Stamani la mia agenda di lavoro mi porterà a Salaparuta un piccolo comune della provincia di Trapani , che non molti ricorderanno, ma che  lo vide coinvolto nel catastrofico evento sismico del 1968 dove fu quasi completamente raso al suolo.

Il nostro viaggio inizia alle 5.00 del mattino con partenza da Linguaglossa, piccolo paese sulle pendici dell’Etna, luogo dove grazie alle diverse colture, dalla vite (qui nacque la prima D.O.C Siciliana ) agli ulivi, alle castagne e nocciole per finire alla lavorazione del legno che proviene dai boschi confinanti con il paese, ha reso questa località ricca e florida fin dal 1600.
Dopo un buon caffè preso in uno dei tanti Bar già aperti e affollati di gente laboriosa, imbocchiamo la statale 120 che attraversa un territorio molto suggestivo perché proprio qui negli ultimi decenni la rivalutazione della viticoltura ha fatto rinascere vecchi palmenti abbandonati e reimpiantato vigneti  fin su ai 1000 metri grazie al ripristino dei vecchi terrazzamenti.

Attraversiamo così piccole frazioni come Rovittello, Solicchiata e Passopisciaro, solo in questi pochi chilometri, cioè meno di 10, oggi si contano decine di piccole cantine, alcune delle quali anche blasonate a livello internazionale. Arrivati alle porte di Randazzo si imbocca il bivio per la SS116 Randazzo - Capo D’Orlando, se fin qui le altimetrie giocavano in un saliscendi, adesso si sale tra tornanti e falsipiani dove la pastorizia e la coltivazione dei campi é la prima fonte di reddito. Da qui  si può ammirare la maestosità dell’Etna sullo sfondo, mentre  mucche e pecore pascolano liberamente.

Questa cittadina é impregnata di storia ed architettura medievale, basti pensare che fu luogo di soggiorno degli Aragona.
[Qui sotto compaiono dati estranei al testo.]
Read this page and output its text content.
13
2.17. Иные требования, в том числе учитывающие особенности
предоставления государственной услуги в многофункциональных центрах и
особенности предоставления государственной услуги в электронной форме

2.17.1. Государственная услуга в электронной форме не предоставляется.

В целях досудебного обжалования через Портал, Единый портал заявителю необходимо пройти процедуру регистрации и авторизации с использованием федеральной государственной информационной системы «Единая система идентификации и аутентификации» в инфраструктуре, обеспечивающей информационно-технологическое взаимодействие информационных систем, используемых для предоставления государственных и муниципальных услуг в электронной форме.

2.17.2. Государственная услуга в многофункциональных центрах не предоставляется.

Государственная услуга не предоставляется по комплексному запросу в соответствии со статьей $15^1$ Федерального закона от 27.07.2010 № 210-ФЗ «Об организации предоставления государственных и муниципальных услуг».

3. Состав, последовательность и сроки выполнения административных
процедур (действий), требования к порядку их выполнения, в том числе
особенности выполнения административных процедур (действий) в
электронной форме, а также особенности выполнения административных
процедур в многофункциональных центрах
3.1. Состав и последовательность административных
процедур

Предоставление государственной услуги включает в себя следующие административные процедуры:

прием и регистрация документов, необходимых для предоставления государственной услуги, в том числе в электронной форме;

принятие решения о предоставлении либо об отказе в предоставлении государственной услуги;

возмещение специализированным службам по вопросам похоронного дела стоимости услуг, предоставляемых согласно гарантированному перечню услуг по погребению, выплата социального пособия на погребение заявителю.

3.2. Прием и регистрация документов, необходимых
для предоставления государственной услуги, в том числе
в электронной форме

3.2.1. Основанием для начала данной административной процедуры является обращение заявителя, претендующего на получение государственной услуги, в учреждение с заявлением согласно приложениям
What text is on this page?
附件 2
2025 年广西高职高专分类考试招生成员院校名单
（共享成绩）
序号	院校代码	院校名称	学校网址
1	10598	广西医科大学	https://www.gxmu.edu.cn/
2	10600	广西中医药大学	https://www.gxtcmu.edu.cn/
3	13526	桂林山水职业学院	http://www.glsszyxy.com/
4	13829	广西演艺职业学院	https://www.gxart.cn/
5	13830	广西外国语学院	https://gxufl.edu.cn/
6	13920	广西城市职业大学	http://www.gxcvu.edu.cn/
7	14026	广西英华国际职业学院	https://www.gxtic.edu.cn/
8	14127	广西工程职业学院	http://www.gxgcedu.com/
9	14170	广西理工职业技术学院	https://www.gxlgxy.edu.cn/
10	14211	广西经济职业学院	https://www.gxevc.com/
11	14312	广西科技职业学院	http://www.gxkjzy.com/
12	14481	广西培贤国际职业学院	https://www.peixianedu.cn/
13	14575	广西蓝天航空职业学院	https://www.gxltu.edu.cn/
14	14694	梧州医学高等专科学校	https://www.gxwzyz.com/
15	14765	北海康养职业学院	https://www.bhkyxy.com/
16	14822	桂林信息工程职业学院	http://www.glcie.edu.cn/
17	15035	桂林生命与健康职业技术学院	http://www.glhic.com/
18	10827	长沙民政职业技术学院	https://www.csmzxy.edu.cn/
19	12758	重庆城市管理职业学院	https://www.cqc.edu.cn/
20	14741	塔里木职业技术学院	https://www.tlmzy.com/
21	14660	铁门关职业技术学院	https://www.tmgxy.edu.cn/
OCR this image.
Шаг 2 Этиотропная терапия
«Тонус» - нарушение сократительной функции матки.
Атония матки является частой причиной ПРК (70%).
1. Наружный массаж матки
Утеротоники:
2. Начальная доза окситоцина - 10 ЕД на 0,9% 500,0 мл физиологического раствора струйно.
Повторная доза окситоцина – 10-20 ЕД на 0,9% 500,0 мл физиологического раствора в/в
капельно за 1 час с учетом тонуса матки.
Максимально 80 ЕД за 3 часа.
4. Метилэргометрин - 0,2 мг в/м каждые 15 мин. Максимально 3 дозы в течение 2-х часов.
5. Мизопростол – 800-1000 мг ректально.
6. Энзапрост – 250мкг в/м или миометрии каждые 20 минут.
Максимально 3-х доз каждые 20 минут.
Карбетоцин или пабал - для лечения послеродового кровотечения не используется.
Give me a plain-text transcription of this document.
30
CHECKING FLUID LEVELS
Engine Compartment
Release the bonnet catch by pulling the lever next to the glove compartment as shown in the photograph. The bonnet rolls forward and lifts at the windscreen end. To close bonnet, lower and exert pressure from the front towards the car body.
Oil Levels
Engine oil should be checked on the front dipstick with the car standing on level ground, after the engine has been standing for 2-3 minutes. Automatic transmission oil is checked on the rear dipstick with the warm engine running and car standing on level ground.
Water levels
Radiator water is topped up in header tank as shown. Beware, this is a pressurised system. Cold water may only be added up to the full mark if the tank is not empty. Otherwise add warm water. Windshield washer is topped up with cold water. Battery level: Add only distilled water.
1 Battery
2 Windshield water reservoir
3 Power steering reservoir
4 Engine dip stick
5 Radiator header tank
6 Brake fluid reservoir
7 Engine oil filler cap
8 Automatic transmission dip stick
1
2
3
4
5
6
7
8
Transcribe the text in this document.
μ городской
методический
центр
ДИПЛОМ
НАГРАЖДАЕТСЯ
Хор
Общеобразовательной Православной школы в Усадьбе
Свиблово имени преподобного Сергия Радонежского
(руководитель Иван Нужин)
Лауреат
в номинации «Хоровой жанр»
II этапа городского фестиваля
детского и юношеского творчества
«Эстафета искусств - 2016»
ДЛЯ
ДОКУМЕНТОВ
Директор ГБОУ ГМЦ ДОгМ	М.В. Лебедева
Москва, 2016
Federico d'Aragona nel 1337 ed i suoi successori, continuarono la tradizionale visita estiva a Randazzo. Qui venne, infatti, Pietro II con la regina Elisabetta e vi crebbe il re Ludovico sotto la tutela dello zio Duca Giovanni amministratore del Regno.

Dopo una decina di chilometri si raggiunge il centro abitato di “Santa Domenica Vittoria” che sorge a 1080 m sul livello del mare in massima parte sulla Via Nazionale che corre da mezzogiorno a tramontana. La neve giunge sempre entro la fine dell’anno e la bontà delle “provole”, sia fresche che stagionate, lo ha reso un paese molto visitato. Attraversando il borgo si intuisce la vocazione nella produzione di questo prodotto tipico, grazie ai piccoli negozietti che espongono e vendono non solo formaggio ma anche salumi e specialità locali.

Uscendo dal paese si prosegue per altri 15 km di tornanti, boschi ed aree attrezzate per il campeggio o pic-nic domenicali. Qui sembra di essere in un paesaggio del Trentino, tra flora e fauna selvatica, di tanto in tanto si scorgono delle cascate ed anche qualche mucca che decide di fare due passi sulla strada asfaltata, quindi é bene non distrarsi troppo dalla guida.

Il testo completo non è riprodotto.